Other methods for making hand-blown glass included blown plate glass, crown glass (introduced to England in the 17th century), polished plate glass and cylinder blown sheet glass. These methods of manufacture lasted at least until the end of the 19th century. The early 20th century marks the move away from hand-blown to machine manufactured glass such as rolled plate glass, machine drawn cylinder sheet glass, flat drawn sheet glass, single and twin ground polished plate glass and float glass.
Broad sheet glass was first made in the UK in Chiddingfold, Surrey on the border with Sussex in 1226. In 1240 an order was placed for this glass to be used in Westminster Abbey. This glass was of poor quality and fairly opaque.
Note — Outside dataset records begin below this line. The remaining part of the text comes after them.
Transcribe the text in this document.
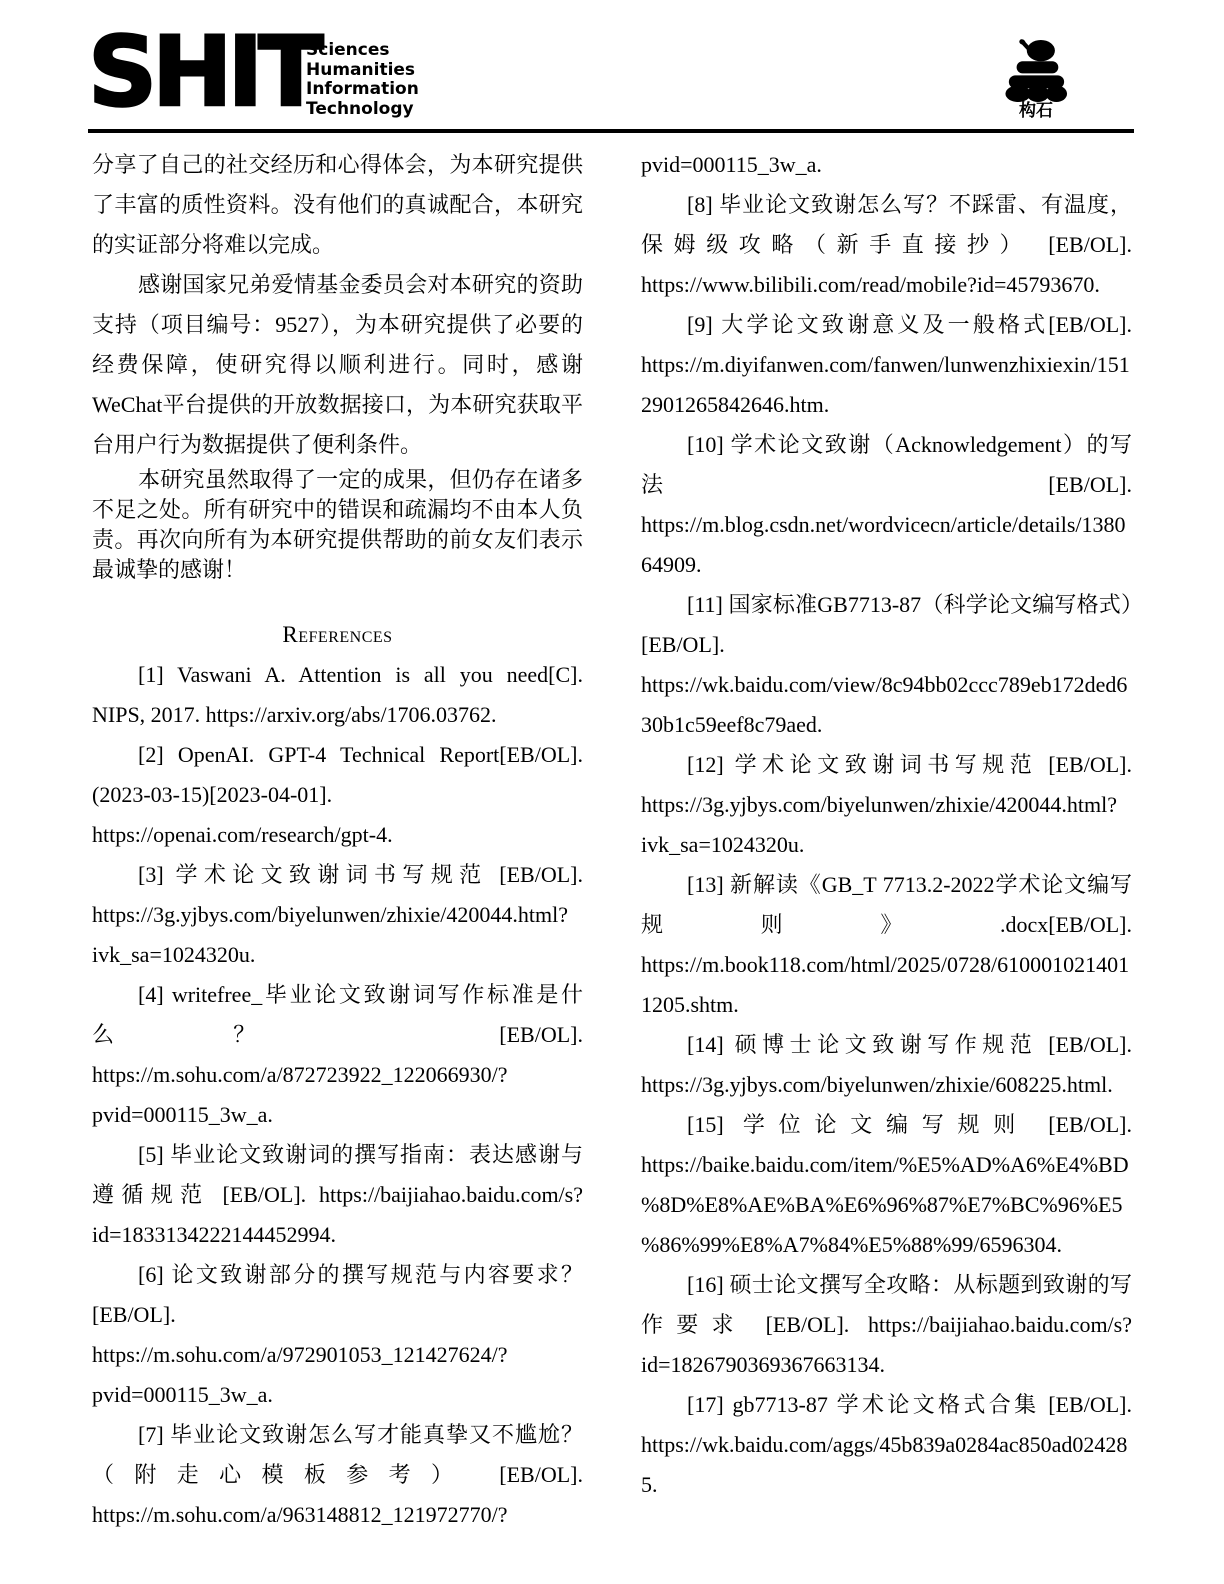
SHIT
Sciences
Humanities
Information
Technology	构石

分享了自己的社交经历和心得体会，为本研究提供了丰富的质性资料。没有他们的真诚配合，本研究的实证部分将难以完成。

感谢国家兄弟爱情基金委员会对本研究的资助支持（项目编号：9527），为本研究提供了必要的经费保障，使研究得以顺利进行。同时，感谢WeChat平台提供的开放数据接口，为本研究获取平台用户行为数据提供了便利条件。

本研究虽然取得了一定的成果，但仍存在诸多不足之处。所有研究中的错误和疏漏均不由本人负责。再次向所有为本研究提供帮助的前女友们表示最诚挚的感谢！

References

[1] Vaswani A. Attention is all you need[C]. NIPS, 2017. https://arxiv.org/abs/1706.03762.

[2] OpenAI. GPT-4 Technical Report[EB/OL]. (2023-03-15)[2023-04-01]. https://openai.com/research/gpt-4.

[3] 学术论文致谢词书写规范 [EB/OL]. https://3g.yjbys.com/biyelunwen/zhixie/420044.html?ivk_sa=1024320u.

[4] writefree_毕业论文致谢词写作标准是什么？ [EB/OL]. https://m.sohu.com/a/872723922_122066930/?pvid=000115_3w_a.

[5] 毕业论文致谢词的撰写指南：表达感谢与遵循规范 [EB/OL]. https://baijiahao.baidu.com/s?id=1833134222144452994.

[6] 论文致谢部分的撰写规范与内容要求？ [EB/OL]. https://m.sohu.com/a/972901053_121427624/?pvid=000115_3w_a.

[7] 毕业论文致谢怎么写才能真挚又不尴尬？（附走心模板参考） [EB/OL]. https://m.sohu.com/a/963148812_121972770/?pvid=000115_3w_a.

[8] 毕业论文致谢怎么写？不踩雷、有温度，保姆级攻略（新手直接抄） [EB/OL]. https://www.bilibili.com/read/mobile?id=45793670.

[9] 大学论文致谢意义及一般格式[EB/OL]. https://m.diyifanwen.com/fanwen/lunwenzhixiexin/1512901265842646.htm.

[10] 学术论文致谢（Acknowledgement）的写法 [EB/OL]. https://m.blog.csdn.net/wordvicecn/article/details/138064909.

[11] 国家标准GB7713-87（科学论文编写格式）[EB/OL]. https://wk.baidu.com/view/8c94bb02ccc789eb172ded630b1c59eef8c79aed.

[12] 学术论文致谢词书写规范 [EB/OL]. https://3g.yjbys.com/biyelunwen/zhixie/420044.html?ivk_sa=1024320u.

[13] 新解读《GB_T 7713.2-2022学术论文编写规则》.docx[EB/OL]. https://m.book118.com/html/2025/0728/6100010214011205.shtm.

[14] 硕博士论文致谢写作规范 [EB/OL]. https://3g.yjbys.com/biyelunwen/zhixie/608225.html.

[15] 学位论文编写规则 [EB/OL]. https://baike.baidu.com/item/%E5%AD%A6%E4%BD%8D%E8%AE%BA%E6%96%87%E7%BC%96%E5%86%99%E8%A7%84%E5%88%99/6596304.

[16] 硕士论文撰写全攻略：从标题到致谢的写作要求 [EB/OL]. https://baijiahao.baidu.com/s?id=1826790369367663134.

[17] gb7713-87 学术论文格式合集 [EB/OL]. https://wk.baidu.com/aggs/45b839a0284ac850ad024285.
Manufacture slowly decreased and ceased by the early 16th century. The choice of this location may have been due to the availability of sand, the abundance of bracken (the ash of which can be used to make potash for soda glass) and the significant beech forests to provide charcoal as fuel for the kiln. Examples of glass from this area can be found in Guildford Museum.
Whilst French glass-makers and others were making broad sheet glass earlier than this notably William Le Verrier, Schurterrers and John Alemayne. Between 1350 and 1356 Alemayne secured orders for glass to be used in St. Stephens Chapel, Westminster and St Georges Chapel, Windsor.